Khalifa agrees. "Anyone can do a Spark, really, and all the Spark ideas we've received have been really fascinating."
THURSDAY: The Con begins with the ideaSPARK welcome and keynote speech at Vintage 21 at 7 p.m., followed by artSPARK and gourmetSPARK presenting an open art exhibition and tapas reception at 8 p.m. MusicSPARK will also hold several events, including Flamenco Night at Moonlight Pizza at 7 p.m., and a WKNC-sponsored highlight of local bands and local beer at Tir Na Nog at 9 p.m.
FRIDAY: Let your voice be heard at ideaSPARK, held at Vintage 21. Each day four speakers will address questions about creativity in 15-20 minute sessions, and then challenge attendees with a provocative question that will be addressed in informal 90-minute workshops.
The speakers will include Durham arts attorney Dan Ellison, Bill Mooney of Tanis Root and Kung Fu Nation, Michael Tiemann of Cygnus Solutions and disability rights activist Joy Weeber. The event will be held from 9:30 a.m.-5 p.m. on Friday and Saturday. Registration for the event is $40.
Opera buffs will want to check out Opera About Town on the steps of 414 Fayetteville St. from noon-1 p.m., or you might try the sidewalk painting at Moore Square and Martin Street from 3-6 p.m.
The evening highlight is fashionSPARK's "Wear What You Are" show, which starts at 8 p.m. at Moore Square Park. The runway show features accessories, body art and textile fashions by Triangle designers.
SATURDAY: Saturday features the bazaarSPARK outdoor mall from 11 a.m.-3 p.m. at Moore Square, which will also feature the artSPARK Image Slam and performances at 7:30 p.m.

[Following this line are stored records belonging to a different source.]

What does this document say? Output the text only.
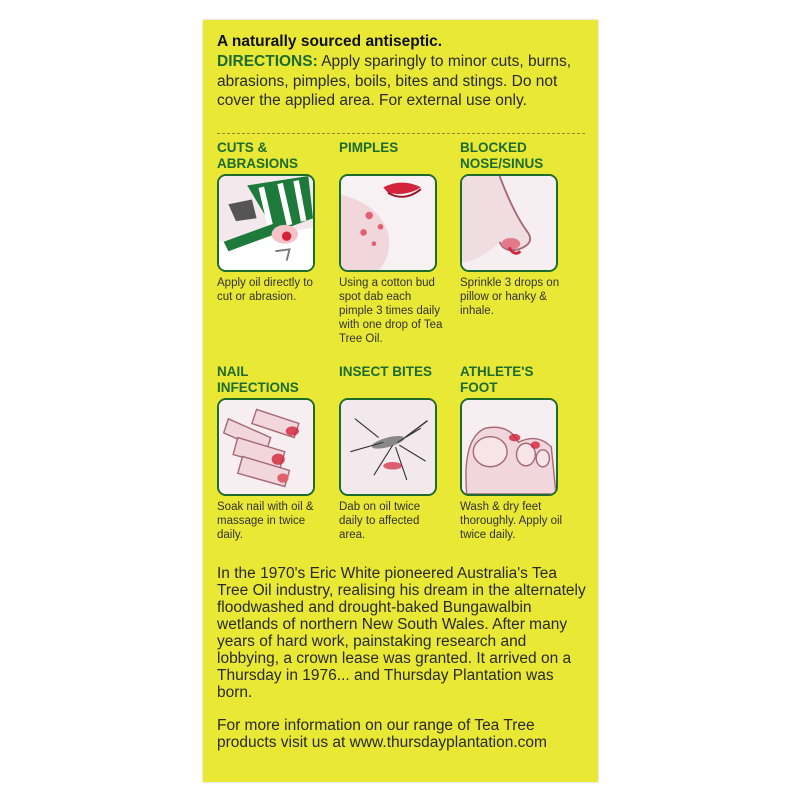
A naturally sourced antiseptic.
DIRECTIONS: Apply sparingly to minor cuts, burns, abrasions, pimples, boils, bites and stings. Do not cover the applied area. For external use only.
CUTS & ABRASIONS
Apply oil directly to cut or abrasion.
PIMPLES
Using a cotton bud spot dab each pimple 3 times daily with one drop of Tea Tree Oil.
BLOCKED NOSE/SINUS
Sprinkle 3 drops on pillow or hanky & inhale.
NAIL INFECTIONS
Soak nail with oil & massage in twice daily.
INSECT BITES
Dab on oil twice daily to affected area.
ATHLETE'S FOOT
Wash & dry feet thoroughly. Apply oil twice daily.
In the 1970's Eric White pioneered Australia's Tea Tree Oil industry, realising his dream in the alternately floodwashed and drought-baked Bungawalbin wetlands of northern New South Wales. After many years of hard work, painstaking research and lobbying, a crown lease was granted. It arrived on a Thursday in 1976... and Thursday Plantation was born.
For more information on our range of Tea Tree products visit us at www.thursdayplantation.com
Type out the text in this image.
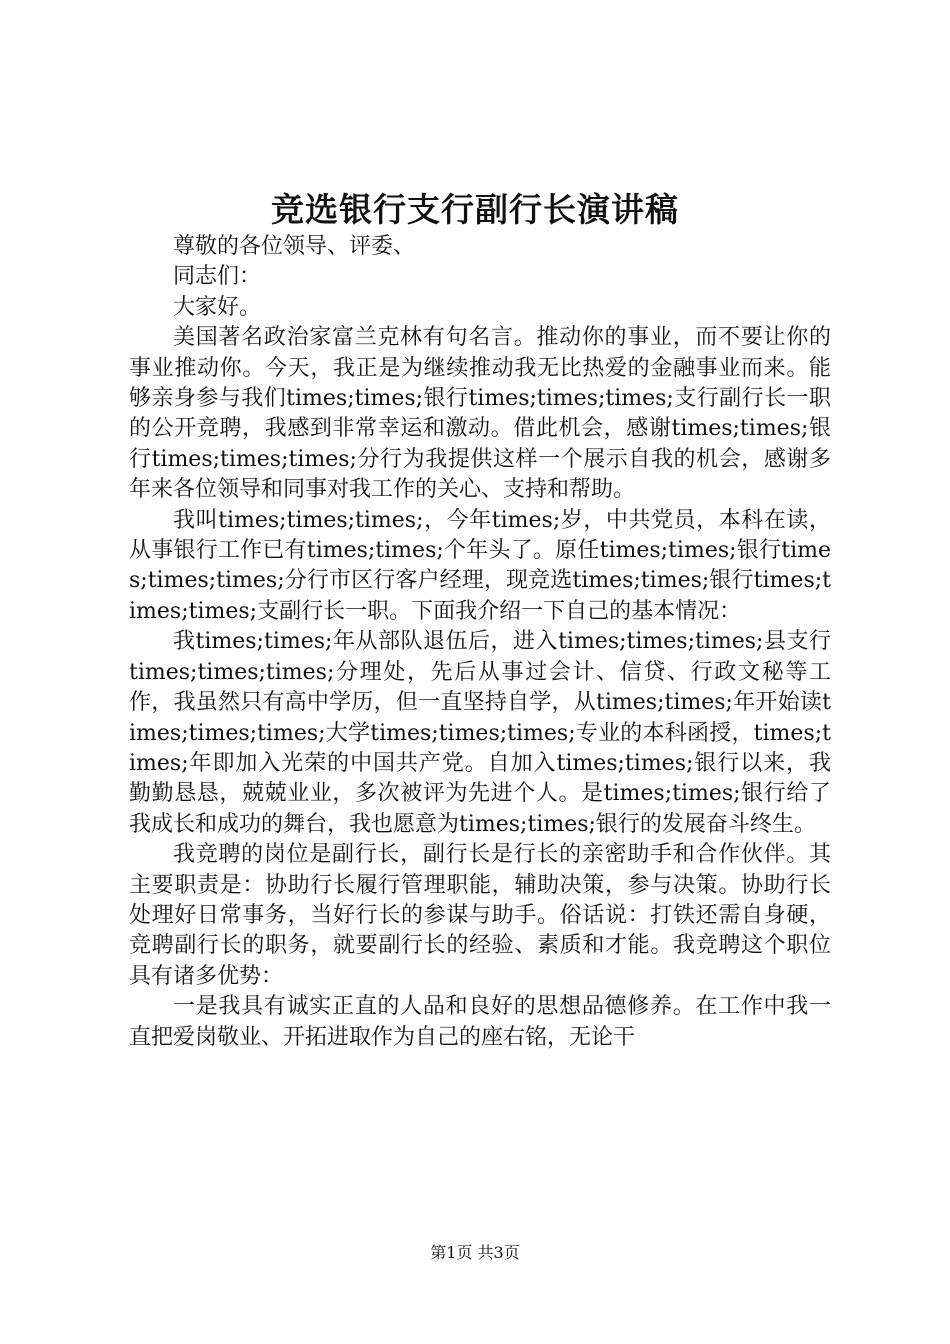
竞选银行支行副行长演讲稿

尊敬的各位领导、评委、

同志们：

大家好。

美国著名政治家富兰克林有句名言。推动你的事业，而不要让你的事业推动你。今天，我正是为继续推动我无比热爱的金融事业而来。能够亲身参与我们times;times;银行times;times;times;支行副行长一职的公开竞聘，我感到非常幸运和激动。借此机会，感谢times;times;银行times;times;times;分行为我提供这样一个展示自我的机会，感谢多年来各位领导和同事对我工作的关心、支持和帮助。

我叫times;times;times;，今年times;岁，中共党员，本科在读，从事银行工作已有times;times;个年头了。原任times;times;银行times;times;times;分行市区行客户经理，现竞选times;times;银行times;times;times;支副行长一职。下面我介绍一下自己的基本情况：

我times;times;年从部队退伍后，进入times;times;times;县支行times;times;times;分理处，先后从事过会计、信贷、行政文秘等工作，我虽然只有高中学历，但一直坚持自学，从times;times;年开始读times;times;times;大学times;times;times;专业的本科函授，times;times;年即加入光荣的中国共产党。自加入times;times;银行以来，我勤勤恳恳，兢兢业业，多次被评为先进个人。是times;times;银行给了我成长和成功的舞台，我也愿意为times;times;银行的发展奋斗终生。

我竞聘的岗位是副行长，副行长是行长的亲密助手和合作伙伴。其主要职责是：协助行长履行管理职能，辅助决策，参与决策。协助行长处理好日常事务，当好行长的参谋与助手。俗话说：打铁还需自身硬，竞聘副行长的职务，就要副行长的经验、素质和才能。我竞聘这个职位具有诸多优势：

一是我具有诚实正直的人品和良好的思想品德修养。在工作中我一直把爱岗敬业、开拓进取作为自己的座右铭，无论干

第1页 共3页
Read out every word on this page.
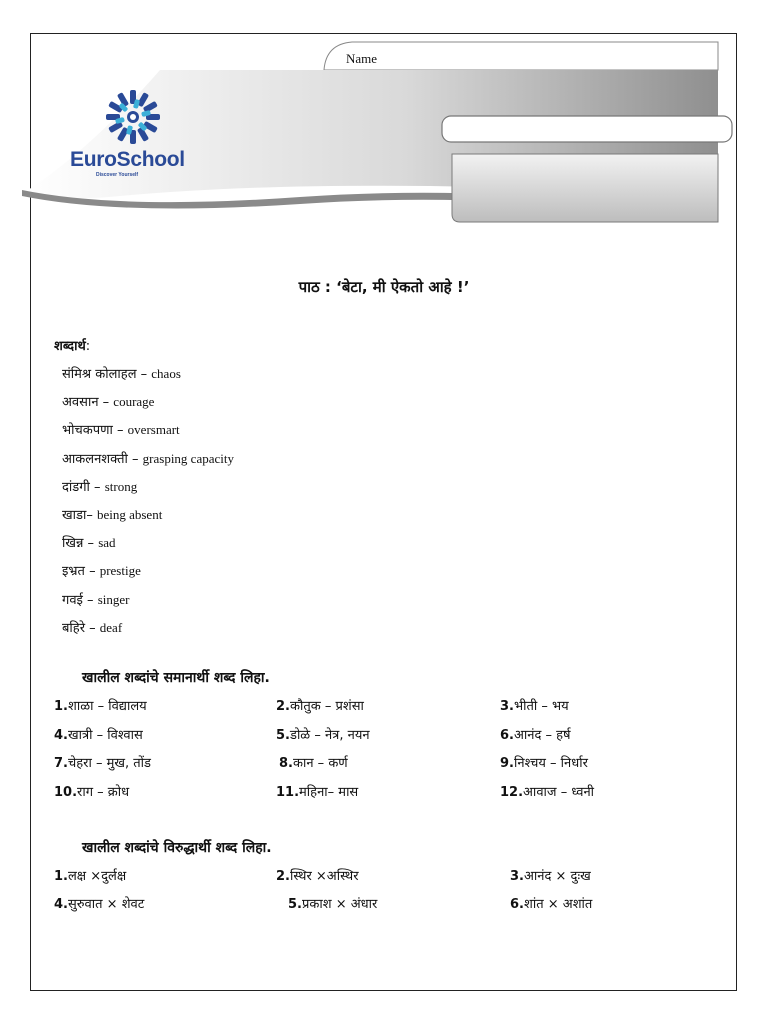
Name
EuroSchool
Discover Yourself
पाठ : ‘बेटा, मी ऐकतो आहे !’
शब्दार्थ:
संमिश्र कोलाहल – chaos
अवसान – courage
भोचकपणा – oversmart
आकलनशक्ती – grasping capacity
दांडगी – strong
खाडा– being absent
खिन्न – sad
इभ्रत – prestige
गवई – singer
बहिरे – deaf
खालील शब्दांचे समानार्थी शब्द लिहा.
1.शाळा – विद्यालय	2.कौतुक – प्रशंसा	3.भीती – भय
4.खात्री – विश्वास	5.डोळे – नेत्र, नयन	6.आनंद – हर्ष
7.चेहरा – मुख, तोंड	8.कान – कर्ण	9.निश्चय – निर्धार
10.राग – क्रोध	11.महिना– मास	12.आवाज – ध्वनी
खालील शब्दांचे विरुद्धार्थी शब्द लिहा.
1.लक्ष ×दुर्लक्ष	2.स्थिर ×अस्थिर	3.आनंद × दुःख
4.सुरुवात × शेवट	5.प्रकाश × अंधार	6.शांत × अशांत
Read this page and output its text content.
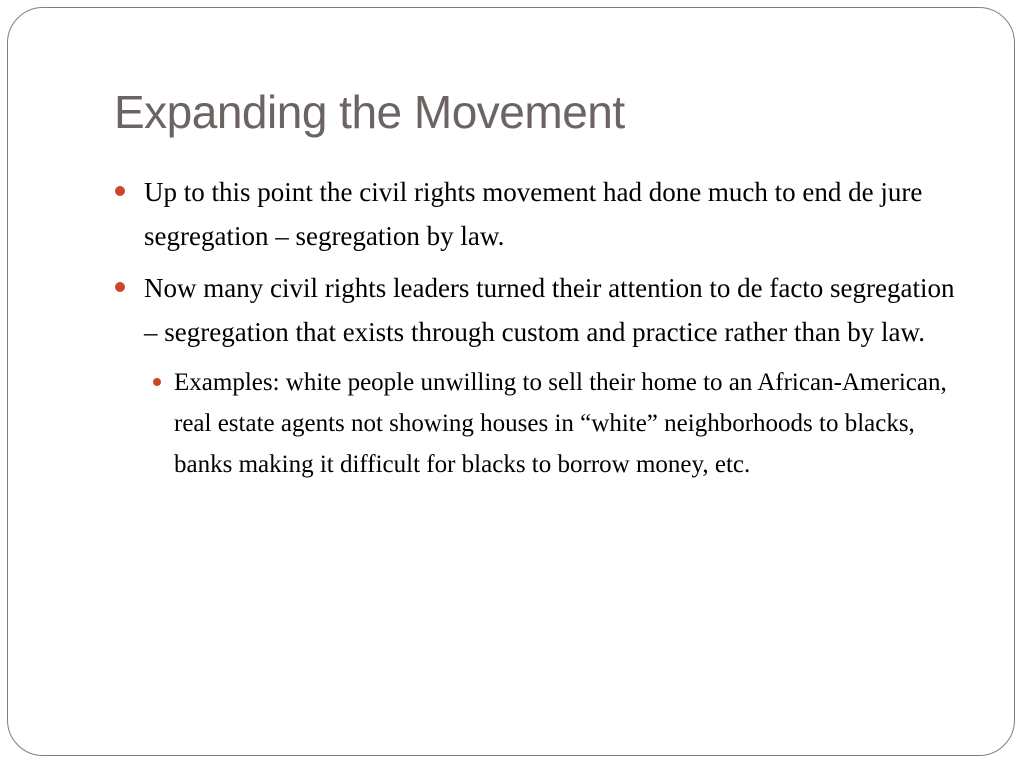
Expanding the Movement
Up to this point the civil rights movement had done much to end de jure segregation – segregation by law.
Now many civil rights leaders turned their attention to de facto segregation – segregation that exists through custom and practice rather than by law.
Examples: white people unwilling to sell their home to an African-American, real estate agents not showing houses in “white” neighborhoods to blacks, banks making it difficult for blacks to borrow money, etc.
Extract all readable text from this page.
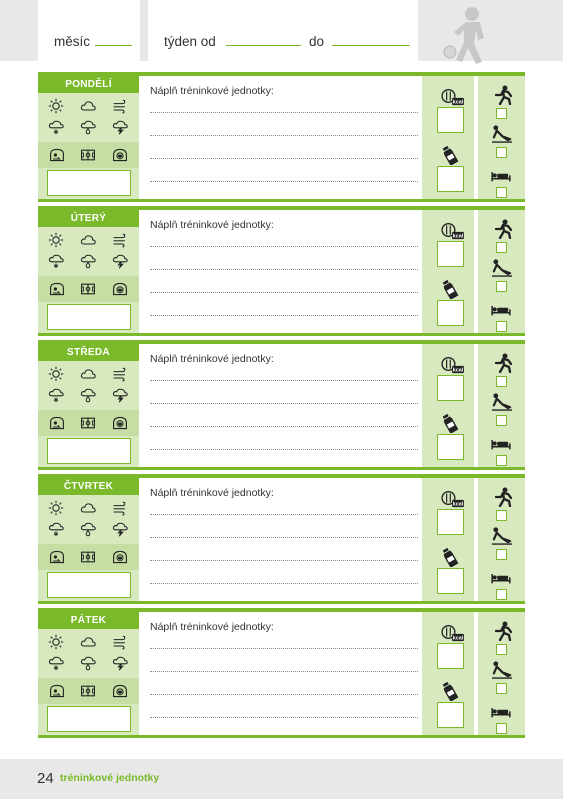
měsíc	týden od	do
PONDĚLÍ
Náplň tréninkové jednotky:
kcal
ÚTERÝ
Náplň tréninkové jednotky:
kcal
STŘEDA
Náplň tréninkové jednotky:
kcal
ČTVRTEK
Náplň tréninkové jednotky:
kcal
PÁTEK
Náplň tréninkové jednotky:
kcal
24 tréninkové jednotky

The latter will feature 96 artists, including MC and spoken word artist Langston Fuze and breakdancer Schizophrenic Octopus. MusicSPARK also features Indie Music Night at the Lincoln Theatre at 9 p.m., one of several music events happening Saturday. (See page 52.)
SUNDAY: In what may be Spark Con's hottest event, Moore Square will be the scene of chiliSPARK, a chili con carne cookoff, from noon-4 p.m., with the winner getting a shot at the World Chili Cookoff.
At 8 p.m., Moore Square will also be the scene of filmSPARK, when the works of local filmmakers, including Alex Perez and Brian McGinn, William Noland and Anya Belkina, will be shown outdoors.